Jatuh Cinta Sepatu
Ia menatap malu awalnya. Namun, kurasa itu hanya sebentar. Setelah Ia tahu, tatapan itu berubah menjadi nyinyiran dan ejekan. Memang menjengkelkan berhadapan dengan galon yang masih terisi separuh ini.
Namun, karena itu kita menjadi akrab, di ruangan yang barangkali memiliki kamera tersembunyi atau disadap ini, kami membunuh waktu. Ceritanya tak pernah sama, membicarakan tentang anaknya yang mati dimutilasi. Katanya, atas nama konservasi yang Ia gaungkan, berujung pada nasib tragis istri dan anaknya. Dicincang di depan mata kepalanya sendiri.
Lain lagi dengan sepasang sepatu biru. Mereka terlampau dekat untuk dibilang sahabat. Menjelajah hamparan tanah, berdua dan sepertinya lelah tak ada dalam kamus mereka. Yang sering kudengar, tak pernah ada kesedihan saat mereka bertamu di mana saja. Menciptakan suasana kegembiraan dan menjadi sepasang sepatu yang menyenangkan.

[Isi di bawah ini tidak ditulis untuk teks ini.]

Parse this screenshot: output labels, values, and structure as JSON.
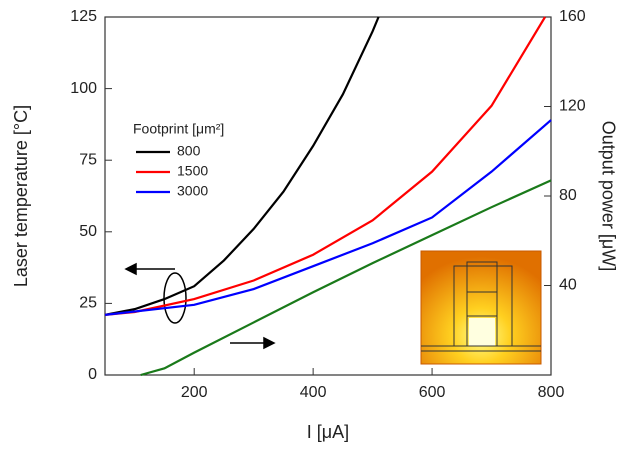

Dulu, aku pernah ingin bertanya, apakah mereka adalah sepasang kekasih. Tapi, sayangnya pertanyaan itu hanya sampai tenggorokan. Yang kudengar dengar dari tisu yang bergumpal ingus bahwa gosip di khalayak ramai, sepasang sepatu ini tidak meromantisasi kisah cintanya. Pernah ada yang bilang bahwa ada yang jatuh cinta, tapi sebab keadaan sampai sekarang mereka berdua hanya sama sama tahu rasa masing-masing.
Saat aku bertanya pada kipas yang suaranya terkadang cukup mengganggu, bahwa sepasang sepatu ini bukanlah kekasih. Salah satunya pernah menyatakan perasaan, tapi entah bagaimana setelah itu, mereka tetap bukanlah sepasang kekasih. Dan belum lama dari hari ini, sepatu sisi kanan bercerita pada kipas angin tentang hubungan keduanya. Mereka bukanlah sepasang kekasih, hanyalah sepatu yang diciptakan untuk kaki kanan dan satu sepatu lagi diciptakan untuk kaki kiri.
Ia juga menambahkan bahwa tak masalah dengan hal itu, bagaimana cara kerja semesta menjadikan seperti itu. Kehidupannya sangat bersyukur telah dipertemukan dengan sisi sepatu yang satunya. Di antara banyak sepatu yang lain, Ia telah cukup memberi banyak warna dalam hidupnya, menjajaki tempat di manapun sang pemilik melangkah, berputar mengelilingi sebuah telaga, melihat botol berisi batu yang saling dilempar, menatap manusia menguliti biji dan melemparkannya, Pak Haji yang memasukkan uang di kotak amal, dan bercengkerama dengan banyak benda bersama.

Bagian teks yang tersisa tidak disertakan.